Their response to financial strain was to ignore it.
Their bills would stack up on the ancient table that served as my dad’s desk, and because my parents didn’t have the means to pay them, the envelopes sat unopened. In my endless middle school wisdom, I was frustrated with my parents. Like any teenager, I had all the answers and knew that if my mom and dad were simply more responsible they could calm their tumultuous finances. I was never embarrassed, but I did pity my parents’ inability to take control.
When I became an adult I was determined to break my parents' patterns, but freeing yourself from generational poverty isn't easy. At the time, there wasn't much I could do about making ends meet, but I vowed to at least acknowledge the situation. When I felt the thick knot of dread in my stomach, I immediately forced myself to log in to my accounts and check my balances.

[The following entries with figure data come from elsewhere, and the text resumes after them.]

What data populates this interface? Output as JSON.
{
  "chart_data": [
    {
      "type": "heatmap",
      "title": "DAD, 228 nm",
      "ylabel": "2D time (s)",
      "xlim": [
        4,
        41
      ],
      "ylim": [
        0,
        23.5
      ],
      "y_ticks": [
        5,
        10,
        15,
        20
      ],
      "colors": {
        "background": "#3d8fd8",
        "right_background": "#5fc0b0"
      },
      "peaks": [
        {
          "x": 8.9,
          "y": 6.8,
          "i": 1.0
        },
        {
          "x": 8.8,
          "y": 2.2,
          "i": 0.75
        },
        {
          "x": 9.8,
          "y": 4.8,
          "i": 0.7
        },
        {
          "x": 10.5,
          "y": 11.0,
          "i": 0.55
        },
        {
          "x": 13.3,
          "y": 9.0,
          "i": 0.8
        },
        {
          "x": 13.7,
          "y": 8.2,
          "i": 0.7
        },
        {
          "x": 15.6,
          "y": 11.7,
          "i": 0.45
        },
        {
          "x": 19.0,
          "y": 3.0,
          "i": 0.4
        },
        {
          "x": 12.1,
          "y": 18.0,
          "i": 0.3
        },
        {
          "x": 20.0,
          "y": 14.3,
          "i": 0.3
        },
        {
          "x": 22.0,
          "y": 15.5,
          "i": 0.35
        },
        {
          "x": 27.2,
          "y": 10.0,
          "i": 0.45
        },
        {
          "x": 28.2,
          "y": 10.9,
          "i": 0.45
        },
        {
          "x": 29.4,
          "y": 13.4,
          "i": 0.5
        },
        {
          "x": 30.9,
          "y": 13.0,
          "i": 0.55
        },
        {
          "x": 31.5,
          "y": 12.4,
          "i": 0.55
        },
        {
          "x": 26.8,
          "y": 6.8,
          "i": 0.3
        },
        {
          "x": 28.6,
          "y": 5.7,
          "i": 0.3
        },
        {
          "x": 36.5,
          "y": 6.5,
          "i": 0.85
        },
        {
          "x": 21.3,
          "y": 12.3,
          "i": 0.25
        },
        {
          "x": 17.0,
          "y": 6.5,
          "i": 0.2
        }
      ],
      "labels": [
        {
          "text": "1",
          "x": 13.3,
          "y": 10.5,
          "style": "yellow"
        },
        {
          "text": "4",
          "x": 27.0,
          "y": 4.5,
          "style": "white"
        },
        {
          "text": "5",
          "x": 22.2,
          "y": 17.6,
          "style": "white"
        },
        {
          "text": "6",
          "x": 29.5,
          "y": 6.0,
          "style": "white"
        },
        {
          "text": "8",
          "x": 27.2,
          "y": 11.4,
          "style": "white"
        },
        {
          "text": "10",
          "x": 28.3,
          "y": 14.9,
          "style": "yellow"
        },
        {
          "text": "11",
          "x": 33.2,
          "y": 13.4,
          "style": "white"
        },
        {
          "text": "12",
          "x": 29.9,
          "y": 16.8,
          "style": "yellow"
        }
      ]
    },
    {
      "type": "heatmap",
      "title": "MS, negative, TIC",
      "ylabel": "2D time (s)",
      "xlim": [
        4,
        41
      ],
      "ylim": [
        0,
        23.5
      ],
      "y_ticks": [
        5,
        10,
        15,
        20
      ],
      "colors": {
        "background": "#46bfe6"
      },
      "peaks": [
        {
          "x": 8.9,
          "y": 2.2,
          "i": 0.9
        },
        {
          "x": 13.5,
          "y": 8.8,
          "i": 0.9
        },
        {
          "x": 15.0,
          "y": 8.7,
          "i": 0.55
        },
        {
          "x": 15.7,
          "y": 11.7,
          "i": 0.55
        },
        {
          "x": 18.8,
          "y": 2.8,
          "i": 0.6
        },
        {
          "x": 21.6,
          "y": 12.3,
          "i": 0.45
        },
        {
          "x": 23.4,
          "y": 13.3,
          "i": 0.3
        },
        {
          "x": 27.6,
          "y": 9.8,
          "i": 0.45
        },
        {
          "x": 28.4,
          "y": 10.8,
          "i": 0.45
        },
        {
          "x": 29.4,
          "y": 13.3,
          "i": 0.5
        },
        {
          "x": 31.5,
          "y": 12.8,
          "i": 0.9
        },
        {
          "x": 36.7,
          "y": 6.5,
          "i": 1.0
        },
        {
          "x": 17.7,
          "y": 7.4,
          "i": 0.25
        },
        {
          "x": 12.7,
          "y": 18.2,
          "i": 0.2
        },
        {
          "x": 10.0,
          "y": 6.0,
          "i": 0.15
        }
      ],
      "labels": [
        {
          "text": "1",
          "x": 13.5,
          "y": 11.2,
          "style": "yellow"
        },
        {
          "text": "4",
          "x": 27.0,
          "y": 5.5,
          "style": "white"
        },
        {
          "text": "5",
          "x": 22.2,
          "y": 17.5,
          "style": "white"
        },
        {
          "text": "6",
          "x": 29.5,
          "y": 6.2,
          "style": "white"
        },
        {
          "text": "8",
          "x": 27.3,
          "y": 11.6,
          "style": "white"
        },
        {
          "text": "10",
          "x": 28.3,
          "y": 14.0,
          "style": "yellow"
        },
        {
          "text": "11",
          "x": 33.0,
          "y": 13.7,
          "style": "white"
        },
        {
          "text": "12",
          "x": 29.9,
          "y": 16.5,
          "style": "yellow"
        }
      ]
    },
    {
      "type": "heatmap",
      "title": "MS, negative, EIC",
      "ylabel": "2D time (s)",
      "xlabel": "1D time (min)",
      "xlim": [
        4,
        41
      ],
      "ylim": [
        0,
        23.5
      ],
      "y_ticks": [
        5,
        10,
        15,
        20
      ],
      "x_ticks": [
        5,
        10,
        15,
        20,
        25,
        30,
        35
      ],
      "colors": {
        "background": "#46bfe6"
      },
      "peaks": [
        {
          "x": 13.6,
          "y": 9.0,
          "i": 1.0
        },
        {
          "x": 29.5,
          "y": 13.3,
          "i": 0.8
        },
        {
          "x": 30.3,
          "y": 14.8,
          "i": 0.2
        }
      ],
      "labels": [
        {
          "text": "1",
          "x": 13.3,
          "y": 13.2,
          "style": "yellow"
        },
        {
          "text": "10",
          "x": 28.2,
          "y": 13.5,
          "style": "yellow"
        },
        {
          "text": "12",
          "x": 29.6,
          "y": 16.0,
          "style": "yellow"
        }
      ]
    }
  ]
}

When bills came, I opened them, even if I didn’t have the money to make a payment right away. If I fell behind on a student loan, I accepted that and called to arrange a more manageable payment plan.
There were times when I floated checks — putting a payment in the mail even if the money wasn’t there and hoping I could make a deposit before the funds were withdrawn. There were times I simply couldn’t make a payment. However, knowing exactly where I stood financially, even when that was in the red, helped me feel more in control of my future.